Cadillac powers up for 1991

January 10, 1991|By Jim Mateja | Jim Mateja,Chicago Tribune

For the new model year, the Cadillac Seville, Eldorado, Fleetwood and DeVille offer a new 4.9-liter, 200-horsepower update of last year's 4.5-liter, 180-hp V-8.

In test driving a '91 Fleetwood, we found 20 more horsepower means you move from the light a bit quicker and quieter than with the 4.5.

It means that when you're on that hill and the 4.9 is under the hood, the speedometer needle rises if you press the accelerator. With the 4.5, you had to press the pedal as you approached the hill to gain the needed momentum.

It means when you're leaving a rest area on an interstate highway with a semi approaching, the 4.9 will pull you down the merger ramp and ahead of the rig. With the 4.5, you let the semi pass and then merge.

The 4.9 travels from 0 to 60 mph one second quicker than the 4.5 (8.7 seconds) but it isn't a rocket. That title will be reserved for the 5-liter, 32-valve, 200-plus h.p., V-8 coming out in the Allante in '92 and slated for other Cadillacs starting in '93.

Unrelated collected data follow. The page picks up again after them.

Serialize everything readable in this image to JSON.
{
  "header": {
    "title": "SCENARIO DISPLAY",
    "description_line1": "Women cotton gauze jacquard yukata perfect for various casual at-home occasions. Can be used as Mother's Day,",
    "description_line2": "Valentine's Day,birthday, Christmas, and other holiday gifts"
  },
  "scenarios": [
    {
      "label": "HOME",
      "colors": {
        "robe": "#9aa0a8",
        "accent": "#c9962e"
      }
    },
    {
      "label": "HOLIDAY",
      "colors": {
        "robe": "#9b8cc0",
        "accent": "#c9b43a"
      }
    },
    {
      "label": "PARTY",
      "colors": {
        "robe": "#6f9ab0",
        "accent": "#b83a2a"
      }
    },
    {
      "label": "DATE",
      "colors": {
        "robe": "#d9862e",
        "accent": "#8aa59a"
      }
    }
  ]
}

But the 4.9 offers the oomph from the light or in passing or merging that the 4.5 came up short on.

The 4.9 has an added benefit. It's quiet. You don't notice a lot of rumbling up front. Perhaps that's because Cadillac also brought out a new four-speed automatic for 1991 that runs through the gears more smoothly and less audibly. Unless you pay close attention, you won't notice the gears shifting.

The 4.9 teamed with the new automatic is rated at 16 mpg city, same as last year, but 26 mpg highway, up 1 mpg -- and keep in mind that's with a 20-hp boost and whisper smooth transmission.

Standard on Fleetwood, Seville, Eldorado, but optional on DeVille is computer command ride control. The system monitors driving conditions and selects from three modes of suspension damping to complement ride and handling, the softest setting at low speeds, the firmest at high.

We had previously driven the 1991 Town Car from Lincoln-Mercury and felt that its suspension had the edge in providing flatter corners and turns than the Fleetwood, but the Cadillac had the edge on the straightaways for smooth, level ride. Yet both cars have come a long way from the days when the car would bounce up and down for two blocks after hitting a pothole.

Performance is emphasized for 1991 but not at the expense of safety. Standard on all Cadillacs are V-8 engines, anti-lock brakes and driver's side air bag (except in the rear-wheel-drive Brougham).

The Fleetwood, whose 113.8-inch wheelbase and 205.6-inch length provides the interior room of a baby limo, has some nifty systems for 1991.

Fleetwood base price is $34,925, up $1,935 from '90.